Interview

The residents of Radix Nova: Ken Giller

Directly behind Radix is a new building, Radix Nova, into which four chair groups have quietly moved during the pandemic. In this series of articles we meet the new occupants, starting with Ken Giller, Professor of Plant Production Systems: "This functional building is perfect for people who have to do lots of writing and calculations."
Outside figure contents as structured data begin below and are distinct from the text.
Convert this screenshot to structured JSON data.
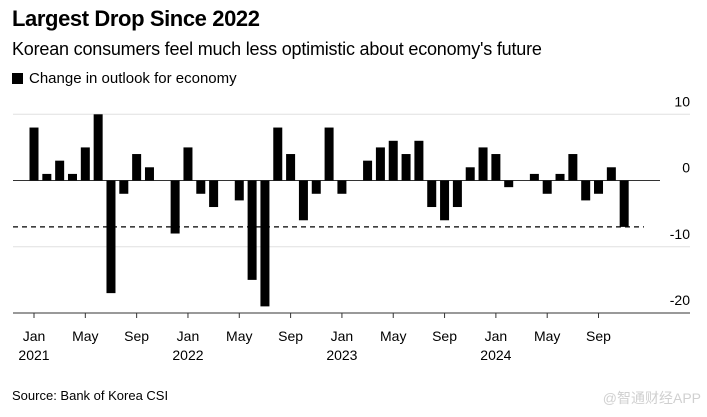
{
  "header": {
    "title": "Largest Drop Since 2022",
    "subtitle": "Korean consumers feel much less optimistic about economy's future"
  },
  "footer": {
    "source": "Source: Bank of Korea CSI",
    "watermark": "@智通财经APP"
  },
  "chart_data": {
    "type": "bar",
    "title": "Largest Drop Since 2022",
    "subtitle": "Korean consumers feel much less optimistic about economy's future",
    "xlabel": "",
    "ylabel": "",
    "legend": {
      "entries": [
        "Change in outlook for economy"
      ],
      "placement": "top-left"
    },
    "grid": true,
    "ylim": [
      -20,
      10
    ],
    "yticks": [
      10,
      0,
      -10,
      -20
    ],
    "ytick_labels": [
      "10",
      "0",
      "-10",
      "-20"
    ],
    "y_axis_side": "right",
    "reference_line": {
      "value": -7,
      "style": "dashed"
    },
    "xticks": [
      {
        "index": 0,
        "month": "Jan",
        "year": "2021"
      },
      {
        "index": 4,
        "month": "May",
        "year": ""
      },
      {
        "index": 8,
        "month": "Sep",
        "year": ""
      },
      {
        "index": 12,
        "month": "Jan",
        "year": "2022"
      },
      {
        "index": 16,
        "month": "May",
        "year": ""
      },
      {
        "index": 20,
        "month": "Sep",
        "year": ""
      },
      {
        "index": 24,
        "month": "Jan",
        "year": "2023"
      },
      {
        "index": 28,
        "month": "May",
        "year": ""
      },
      {
        "index": 32,
        "month": "Sep",
        "year": ""
      },
      {
        "index": 36,
        "month": "Jan",
        "year": "2024"
      },
      {
        "index": 40,
        "month": "May",
        "year": ""
      },
      {
        "index": 44,
        "month": "Sep",
        "year": ""
      }
    ],
    "categories": [
      "2021-01",
      "2021-02",
      "2021-03",
      "2021-04",
      "2021-05",
      "2021-06",
      "2021-07",
      "2021-08",
      "2021-09",
      "2021-10",
      "2021-11",
      "2021-12",
      "2022-01",
      "2022-02",
      "2022-03",
      "2022-04",
      "2022-05",
      "2022-06",
      "2022-07",
      "2022-08",
      "2022-09",
      "2022-10",
      "2022-11",
      "2022-12",
      "2023-01",
      "2023-02",
      "2023-03",
      "2023-04",
      "2023-05",
      "2023-06",
      "2023-07",
      "2023-08",
      "2023-09",
      "2023-10",
      "2023-11",
      "2023-12",
      "2024-01",
      "2024-02",
      "2024-03",
      "2024-04",
      "2024-05",
      "2024-06",
      "2024-07",
      "2024-08",
      "2024-09",
      "2024-10",
      "2024-11"
    ],
    "series": [
      {
        "name": "Change in outlook for economy",
        "color": "#000000",
        "values": [
          8,
          1,
          3,
          1,
          5,
          10,
          -17,
          -2,
          4,
          2,
          0,
          -8,
          5,
          -2,
          -4,
          0,
          -3,
          -15,
          -19,
          8,
          4,
          -6,
          -2,
          8,
          -2,
          0,
          3,
          5,
          6,
          4,
          6,
          -4,
          -6,
          -4,
          2,
          5,
          4,
          -1,
          0,
          1,
          -2,
          1,
          4,
          -3,
          -2,
          2,
          -7
        ]
      }
    ],
    "colors": {
      "bar": "#000000",
      "grid": "#e0e0e0",
      "axis": "#333333",
      "zero_line": "#333333"
    }
  }
}
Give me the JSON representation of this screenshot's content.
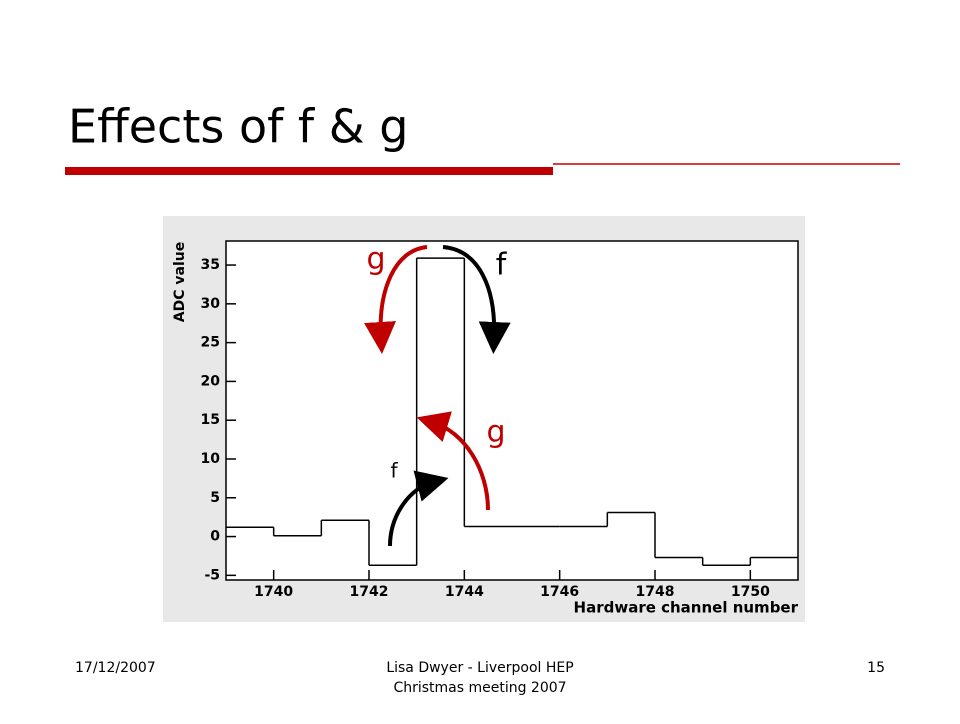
{
  "slide": {
    "title": "Effects of f & g",
    "footer_left": "17/12/2007",
    "footer_center": [
      "Lisa Dwyer -  Liverpool HEP",
      "Christmas meeting 2007"
    ],
    "footer_right": "15"
  },
  "chart_data": {
    "type": "histogram",
    "xlabel": "Hardware channel number",
    "ylabel": "ADC value",
    "bins": [
      1739,
      1740,
      1741,
      1742,
      1743,
      1744,
      1745,
      1746,
      1747,
      1748,
      1749,
      1750,
      1751
    ],
    "values": [
      1.2,
      0.1,
      2.1,
      -3.7,
      35.9,
      1.3,
      1.3,
      1.3,
      3.1,
      -2.7,
      -3.7,
      -2.7
    ],
    "color": "#000000",
    "xlim": [
      1739,
      1751
    ],
    "ylim": [
      -5.6,
      38.1
    ],
    "xticks": [
      1740,
      1742,
      1744,
      1746,
      1748,
      1750
    ],
    "yticks": [
      -5,
      0,
      5,
      10,
      15,
      20,
      25,
      30,
      35
    ],
    "annotations": [
      "g",
      "f",
      "g",
      "f"
    ]
  }
}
We spoke to Ken just before the Dutch government announced stricter corona measures in October, and hybrid working got off to a cautious start in Radix Nova. "We moved here in the middle of the pandemic and I don't think many colleagues noticed. Since then, we’ve never had the chance to be all together as a team as occupancy has been limited to 40% at most."

Photo: Guy Ackermans
Photo: Guy Ackermans

Radix Nova is located just behind the Radix research and education building, home to Wageningen Plant Research. Designed to embrace the ‘New Way of Working’, this largely transparent building with office gardens is a real eye-catcher on the campus. That said, Nova is actually rather hidden away and, once inside, at first sight you could easily think you’d entered a hospital. The spacious study/office rooms where up to four people can work stand out. And then there are the larger meeting rooms and a multipurpose canteen. "It is indeed a functional building, but we are very happy here and can work more peacefully than was the case in Radix. Admittedly it did look a little bit sterile when we arrived which is why we ran a photo competition. Now we've hung some great photos of our work in the corridor to brighten things up." 

Collaboration

The four chair groups are being challenged to work together even more now than was previously the case: "Plant Production Systems, for example, is currently working closely with Crop & Weed Ecology, Niels Anten's chair group. A major research programme is looking at how yields from cocoa and coffee cultivation in Africa can be increased to enable farmers to better provide for their families. Together with Crop Physiology, Paul Struik's group, we are looking at how to improve the agronomy of the potato. And we also continue to work intensively with other groups, including on circular agriculture, a theme that is the subject of many projects here in Europe."

Challenges

Which major challenges does Ken think his group will be working on – in hybrid form – in the coming years? "The transformation to circular forms of agriculture is the most important theme in the Netherlands and Europe. A huge challenge in this part of the world for the future is how to achieve the same productivity with fewer pesticides. In Africa, our work is much more about food security and soil fertility. Improving productivity remains important as agriculture is the easiest way to tackle poverty on that continent. This shows that there is no single, global solution to all the challenges faced by agriculture."

"Give me a call"

Foto: Guy Ackermans
Foto: Guy Ackermans

Finally, a tip from Ken for colleagues who may wish to visit him in Nova: "Give me a call in advance. There’s still lots of construction work going on around here which can make us a bit hard to find. And, strangely, you can't get in the building with a Plant Sciences pass: in my opinion that rule should be changed!"